6–10. Additional 5 random symmetric matrices (generate and classify).


Expert Challenges

🎯 Challenge 1: Why is the Hessian at a minimum PD? **Problem:** Prove that if $x^*$ is a strict local minimum of $f$, then $H(x^*) \succeq 0$ (PSD). Under what additional condition is it PD? **Solution:** By Taylor expansion: $f(x^* + \delta) \approx f(x^*) + \nabla f(x^*)^T \delta + \frac{1}{2}\delta^T H \delta$. Since $\nabla f(x^*) = 0$, we get $f(x^* + \delta) - f(x^*) \approx \frac{1}{2}\delta^T H \delta$. For this to be $\geq 0$ for all $\delta$, we need $H \succeq 0$. If $f$ is *strictly* convex near $x^*$, then $H \succ 0$.
🎯 Challenge 2: Condition number and GD convergence **Problem:** For $f(x) = \frac{1}{2}x^T A x - b^T x$ with PD $A$ having condition number $\kappa$, how many gradient descent iterations are needed to reduce the error by a factor of $10^{-6}$? **Solution:** GD converges as $\|x_k - x^*\| \leq \left(\frac{\kappa - 1}{\kappa + 1}\right)^k \|x_0 - x^*\|$. For $\kappa = 100$: convergence rate $\approx 0.98$, so $0.98^k = 10^{-6}$ gives $k \approx 683$ iterations. For $\kappa = 2$: rate $\approx 0.33$, so $k \approx 12$. This motivates preconditioning and second-order methods.
🎯 Challenge 3: SVD of a measurement Jacobian **Problem:** A robot has a range sensor giving measurements $z_i = \|p_{\text{robot}} - p_{\text{landmark}_i}\| + \epsilon_i$. The Jacobian $J$ has singular values $[5.2, 3.1, 0.01]$. What does this tell you about observability? **Solution:** The third direction has singular value near zero — it's nearly unobservable. This means you can't reliably estimate the state in that direction. The condition number $\kappa = 5.2/0.01 = 520$ is high, meaning the estimate will be highly sensitive to noise in that direction. Geometrically, the landmarks may be nearly collinear, giving poor depth resolution in one direction.

Self-Assessment Checklist

  • [ ] I can classify any symmetric matrix as PD/PSD/indefinite using 3 different tests
  • [ ] I understand SVD geometrically and can compute low-rank approximations
  • [ ] I can predict numerical trouble from the condition number
  • [ ] I see the bridge: PD Hessian ↔ local minimum ↔ optimization

Key Takeaways

  1. PD = bowl = minimum.
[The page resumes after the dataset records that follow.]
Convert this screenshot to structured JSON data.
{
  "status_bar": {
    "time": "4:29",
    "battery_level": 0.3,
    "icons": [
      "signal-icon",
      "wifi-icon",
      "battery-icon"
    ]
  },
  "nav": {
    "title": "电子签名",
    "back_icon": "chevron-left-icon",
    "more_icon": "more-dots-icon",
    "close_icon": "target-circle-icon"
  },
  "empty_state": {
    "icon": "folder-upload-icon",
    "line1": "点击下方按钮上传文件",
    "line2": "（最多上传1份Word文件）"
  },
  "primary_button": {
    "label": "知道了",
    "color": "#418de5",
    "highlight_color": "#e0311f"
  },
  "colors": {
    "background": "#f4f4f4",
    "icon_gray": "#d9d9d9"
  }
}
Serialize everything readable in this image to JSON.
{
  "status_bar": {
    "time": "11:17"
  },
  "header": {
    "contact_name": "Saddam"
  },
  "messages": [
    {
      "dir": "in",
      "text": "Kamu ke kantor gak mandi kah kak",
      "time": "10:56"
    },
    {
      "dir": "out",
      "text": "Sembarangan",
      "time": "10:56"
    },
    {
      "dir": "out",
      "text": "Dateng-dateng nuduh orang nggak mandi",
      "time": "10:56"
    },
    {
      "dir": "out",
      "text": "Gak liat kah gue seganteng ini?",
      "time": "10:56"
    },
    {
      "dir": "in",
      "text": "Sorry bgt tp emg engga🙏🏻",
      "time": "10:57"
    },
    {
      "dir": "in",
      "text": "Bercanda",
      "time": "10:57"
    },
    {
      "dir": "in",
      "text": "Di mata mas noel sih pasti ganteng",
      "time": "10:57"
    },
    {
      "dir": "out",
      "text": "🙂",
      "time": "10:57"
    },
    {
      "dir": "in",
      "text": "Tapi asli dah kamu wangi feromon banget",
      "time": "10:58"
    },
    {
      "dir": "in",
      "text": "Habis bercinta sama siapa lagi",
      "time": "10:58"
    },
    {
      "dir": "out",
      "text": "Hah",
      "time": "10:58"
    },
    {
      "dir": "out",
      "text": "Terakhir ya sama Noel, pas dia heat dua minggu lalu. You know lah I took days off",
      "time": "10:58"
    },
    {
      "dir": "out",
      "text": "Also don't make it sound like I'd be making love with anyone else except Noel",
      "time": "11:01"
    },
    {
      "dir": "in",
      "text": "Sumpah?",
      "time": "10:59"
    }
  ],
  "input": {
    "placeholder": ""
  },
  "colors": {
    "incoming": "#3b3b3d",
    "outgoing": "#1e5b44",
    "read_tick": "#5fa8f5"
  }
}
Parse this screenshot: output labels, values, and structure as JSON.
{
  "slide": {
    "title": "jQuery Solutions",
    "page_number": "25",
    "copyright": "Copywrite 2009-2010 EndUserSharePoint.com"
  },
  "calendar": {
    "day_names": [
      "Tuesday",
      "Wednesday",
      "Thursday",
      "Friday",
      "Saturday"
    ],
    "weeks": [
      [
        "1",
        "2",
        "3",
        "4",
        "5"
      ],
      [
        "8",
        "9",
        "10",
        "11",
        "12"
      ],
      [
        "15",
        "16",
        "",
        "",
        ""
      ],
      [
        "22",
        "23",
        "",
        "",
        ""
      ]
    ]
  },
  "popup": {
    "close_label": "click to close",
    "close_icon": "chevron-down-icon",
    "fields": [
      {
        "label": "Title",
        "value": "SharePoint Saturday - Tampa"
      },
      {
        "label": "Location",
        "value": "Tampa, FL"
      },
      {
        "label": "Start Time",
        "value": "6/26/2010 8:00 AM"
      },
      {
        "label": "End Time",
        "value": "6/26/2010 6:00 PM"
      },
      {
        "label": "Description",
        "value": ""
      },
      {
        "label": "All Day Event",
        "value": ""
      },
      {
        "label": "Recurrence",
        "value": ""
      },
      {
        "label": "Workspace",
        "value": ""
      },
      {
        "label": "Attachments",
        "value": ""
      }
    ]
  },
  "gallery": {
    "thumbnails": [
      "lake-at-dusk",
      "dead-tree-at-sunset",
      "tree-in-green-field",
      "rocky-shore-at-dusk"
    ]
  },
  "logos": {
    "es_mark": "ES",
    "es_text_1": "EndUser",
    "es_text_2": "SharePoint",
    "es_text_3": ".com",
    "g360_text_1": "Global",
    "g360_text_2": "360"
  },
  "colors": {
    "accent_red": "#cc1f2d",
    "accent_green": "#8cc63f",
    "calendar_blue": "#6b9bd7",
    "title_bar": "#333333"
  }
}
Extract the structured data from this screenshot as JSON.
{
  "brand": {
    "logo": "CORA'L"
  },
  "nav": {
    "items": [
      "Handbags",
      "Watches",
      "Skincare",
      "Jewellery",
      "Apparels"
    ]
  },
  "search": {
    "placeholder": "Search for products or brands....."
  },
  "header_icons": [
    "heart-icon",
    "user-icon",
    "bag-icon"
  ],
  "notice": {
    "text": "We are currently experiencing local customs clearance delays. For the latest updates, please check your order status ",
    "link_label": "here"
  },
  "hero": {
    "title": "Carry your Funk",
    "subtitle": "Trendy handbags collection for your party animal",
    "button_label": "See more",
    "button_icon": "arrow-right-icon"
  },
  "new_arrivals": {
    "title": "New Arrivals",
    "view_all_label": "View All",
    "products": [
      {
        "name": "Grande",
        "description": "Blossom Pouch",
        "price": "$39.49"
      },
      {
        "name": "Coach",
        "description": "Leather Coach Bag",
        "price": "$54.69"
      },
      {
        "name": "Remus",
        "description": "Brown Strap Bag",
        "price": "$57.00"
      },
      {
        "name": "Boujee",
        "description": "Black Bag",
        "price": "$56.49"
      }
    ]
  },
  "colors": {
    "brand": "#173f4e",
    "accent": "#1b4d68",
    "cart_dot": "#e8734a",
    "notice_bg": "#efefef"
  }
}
The entire field of optimization revolves around this.
  2. SVD is the swiss army knife — rank, null space, condition number, low-rank approximation.
  3. Condition number predicts convergence — if $\kappa(H)$ is bad, simple methods will struggle.
  4. Every SLAM information matrix must be PD — otherwise the MAP estimate is ill-defined.